Thursday, September 03, 2020

We're all going to need morale boosters

Having no idea if stores would be open in September, I cleared ground in March for extra potatoes and a winter squash patch.

We had seed packets of Butternut, Sweet Meat squash, and Sugar Baby pumpkins. Also there was on hand a stored spaghetti squash, from which I took seeds. I was not sure of the seeds as they had been exposed to Delicatas and zucchinis, but figured if anything went "wrong" we would have some chicken feed (slice and boil, offer when cooled and soft). Everything was raised in four inch pots and transplanted to the "field" (about twenty by thirty feet), two plants to the spot on about a 34" by 24" spacing (a little too close).

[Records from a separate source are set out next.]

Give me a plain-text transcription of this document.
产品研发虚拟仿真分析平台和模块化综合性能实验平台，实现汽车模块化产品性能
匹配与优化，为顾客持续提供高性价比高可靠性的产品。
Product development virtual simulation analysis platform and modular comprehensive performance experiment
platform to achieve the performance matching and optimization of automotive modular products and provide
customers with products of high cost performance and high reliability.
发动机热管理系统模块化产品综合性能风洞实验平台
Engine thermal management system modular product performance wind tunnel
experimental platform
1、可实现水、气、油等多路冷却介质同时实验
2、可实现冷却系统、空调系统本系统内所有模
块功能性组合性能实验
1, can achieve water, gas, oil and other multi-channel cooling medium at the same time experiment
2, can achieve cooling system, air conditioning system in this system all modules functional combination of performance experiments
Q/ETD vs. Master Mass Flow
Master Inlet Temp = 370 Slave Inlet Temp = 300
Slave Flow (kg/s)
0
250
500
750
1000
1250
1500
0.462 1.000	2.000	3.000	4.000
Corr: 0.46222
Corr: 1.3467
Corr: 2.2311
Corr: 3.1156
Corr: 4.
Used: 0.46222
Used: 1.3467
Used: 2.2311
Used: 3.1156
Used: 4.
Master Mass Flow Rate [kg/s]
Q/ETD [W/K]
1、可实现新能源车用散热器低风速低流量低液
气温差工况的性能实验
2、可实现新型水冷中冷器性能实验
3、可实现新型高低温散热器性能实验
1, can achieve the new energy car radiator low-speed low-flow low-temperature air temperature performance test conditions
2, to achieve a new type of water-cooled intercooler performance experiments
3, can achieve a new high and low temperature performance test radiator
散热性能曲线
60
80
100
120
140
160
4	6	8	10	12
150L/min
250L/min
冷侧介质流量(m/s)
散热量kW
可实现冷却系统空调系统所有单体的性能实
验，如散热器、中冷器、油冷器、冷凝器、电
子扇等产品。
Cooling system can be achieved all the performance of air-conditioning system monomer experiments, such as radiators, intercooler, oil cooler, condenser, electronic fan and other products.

The vines have all pretty much died, and there's a stretch of sunshine to cure the squash stems under, so today I have liquidated the patch. They are arrayed in the sun to cure the stems a few days before moving into the house.


Final count:

Butternuts: 8 undersized specimens.

Sweet Meat: 15. Surprisingly well matured as they are very long season, though most are rather small.

Zucchini/Spaghetti squash hybrids: 21 (15 shown; the ducks like them sliced raw). No idea where they came from.

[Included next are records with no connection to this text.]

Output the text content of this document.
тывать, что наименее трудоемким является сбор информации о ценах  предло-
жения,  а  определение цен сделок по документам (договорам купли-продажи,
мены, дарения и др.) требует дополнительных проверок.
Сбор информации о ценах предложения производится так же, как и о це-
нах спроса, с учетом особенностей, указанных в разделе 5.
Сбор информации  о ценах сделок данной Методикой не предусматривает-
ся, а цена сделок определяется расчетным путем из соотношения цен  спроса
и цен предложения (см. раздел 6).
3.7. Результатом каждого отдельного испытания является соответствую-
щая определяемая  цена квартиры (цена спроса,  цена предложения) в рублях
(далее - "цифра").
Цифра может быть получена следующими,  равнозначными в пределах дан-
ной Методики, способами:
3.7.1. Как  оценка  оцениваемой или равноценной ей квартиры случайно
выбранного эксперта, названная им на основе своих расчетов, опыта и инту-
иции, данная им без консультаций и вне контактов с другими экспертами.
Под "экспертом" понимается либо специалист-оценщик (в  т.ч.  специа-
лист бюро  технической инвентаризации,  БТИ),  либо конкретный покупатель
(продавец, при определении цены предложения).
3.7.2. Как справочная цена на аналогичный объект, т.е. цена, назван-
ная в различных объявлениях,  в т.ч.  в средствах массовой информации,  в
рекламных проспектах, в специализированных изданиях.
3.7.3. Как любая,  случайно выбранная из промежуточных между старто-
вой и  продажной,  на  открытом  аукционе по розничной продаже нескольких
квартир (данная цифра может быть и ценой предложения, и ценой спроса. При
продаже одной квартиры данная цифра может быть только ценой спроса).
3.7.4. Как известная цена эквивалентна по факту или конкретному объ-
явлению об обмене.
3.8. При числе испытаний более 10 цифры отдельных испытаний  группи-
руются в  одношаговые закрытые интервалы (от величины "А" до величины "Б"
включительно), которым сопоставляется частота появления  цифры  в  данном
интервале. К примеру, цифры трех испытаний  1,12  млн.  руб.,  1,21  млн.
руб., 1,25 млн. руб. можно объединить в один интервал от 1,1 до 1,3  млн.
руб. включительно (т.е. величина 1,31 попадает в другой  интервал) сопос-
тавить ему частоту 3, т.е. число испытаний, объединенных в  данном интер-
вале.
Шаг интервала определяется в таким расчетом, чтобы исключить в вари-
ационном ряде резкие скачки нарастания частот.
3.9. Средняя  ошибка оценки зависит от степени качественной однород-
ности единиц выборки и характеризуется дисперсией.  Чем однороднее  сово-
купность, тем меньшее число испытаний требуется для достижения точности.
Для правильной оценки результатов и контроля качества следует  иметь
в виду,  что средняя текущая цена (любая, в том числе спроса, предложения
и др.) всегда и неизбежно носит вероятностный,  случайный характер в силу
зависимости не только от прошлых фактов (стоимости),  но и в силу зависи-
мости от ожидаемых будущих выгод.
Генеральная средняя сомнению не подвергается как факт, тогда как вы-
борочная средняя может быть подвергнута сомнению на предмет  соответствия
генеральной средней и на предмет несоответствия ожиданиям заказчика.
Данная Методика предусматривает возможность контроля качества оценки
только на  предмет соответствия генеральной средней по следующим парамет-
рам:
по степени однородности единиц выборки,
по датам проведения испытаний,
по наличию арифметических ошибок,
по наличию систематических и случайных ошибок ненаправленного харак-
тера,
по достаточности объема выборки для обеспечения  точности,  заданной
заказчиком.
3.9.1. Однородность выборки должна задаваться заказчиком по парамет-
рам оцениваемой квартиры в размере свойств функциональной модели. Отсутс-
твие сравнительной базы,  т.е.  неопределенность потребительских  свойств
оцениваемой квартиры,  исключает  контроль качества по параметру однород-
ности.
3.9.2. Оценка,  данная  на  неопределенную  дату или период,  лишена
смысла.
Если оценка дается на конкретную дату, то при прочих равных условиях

Baby pumpkins: 43. One of them appears to have cohabited with the spaghetti squash.

Spaghetti squash: 78. Half appear to be a bit immature; this will be no loss due to the aforementioned hens.

There are also Delicatas and some other things in the upper, or kitchen, garden, along with several varieties of zuke, but they are no business of mine. 😄

Given the size of this sunny patch, the favorable temperatures, and how well it was irrigated, the crop is small. That is in line with a trend, alas. But we overplanted for two reasons; one was to make up for the low productivity (that certainly worked), the other was to make up for my reduced capability as a person with "senioritis"-- if I had paid the patch proper attention, removing blossoms early and late fruits late, the crop would have matured better. But I knew that wasn't going to happen.

The Butternuts, which were the most desired, were intended to be the main crop; they vined well but set almost no fruit. So it's as well other plants did better.

We can't possibly use this much squash in a year, given our preference for other foods, but it's a handy cushion against hard times, and a source of potential good will. "Would you like one of these? Maybe two? Here, take six."

We don't have an attic, which is ideal for winter keepers, and they don't like the relatively humid "commissary," which is unheated. So we've learned to keep them near the wood stove: 

Everyone yells at us about the stove/squash pics, but this stove is a model designed for mobile homes: you can actually touch the sides and back with your hand. The squash stay comfy there all winter and into the spring.

We have kept them along the dining room wall, but there we had some losses. They do not like an outside wall in winter. 


They did much better on the bookshelves in the living room.

Or just all over the dining room table.

So, anyway, if you want some of this crop, just come by and pick them up. I think wintertime squash soup is a pretty good morale booster. And we're all going to need morale boosters, I think.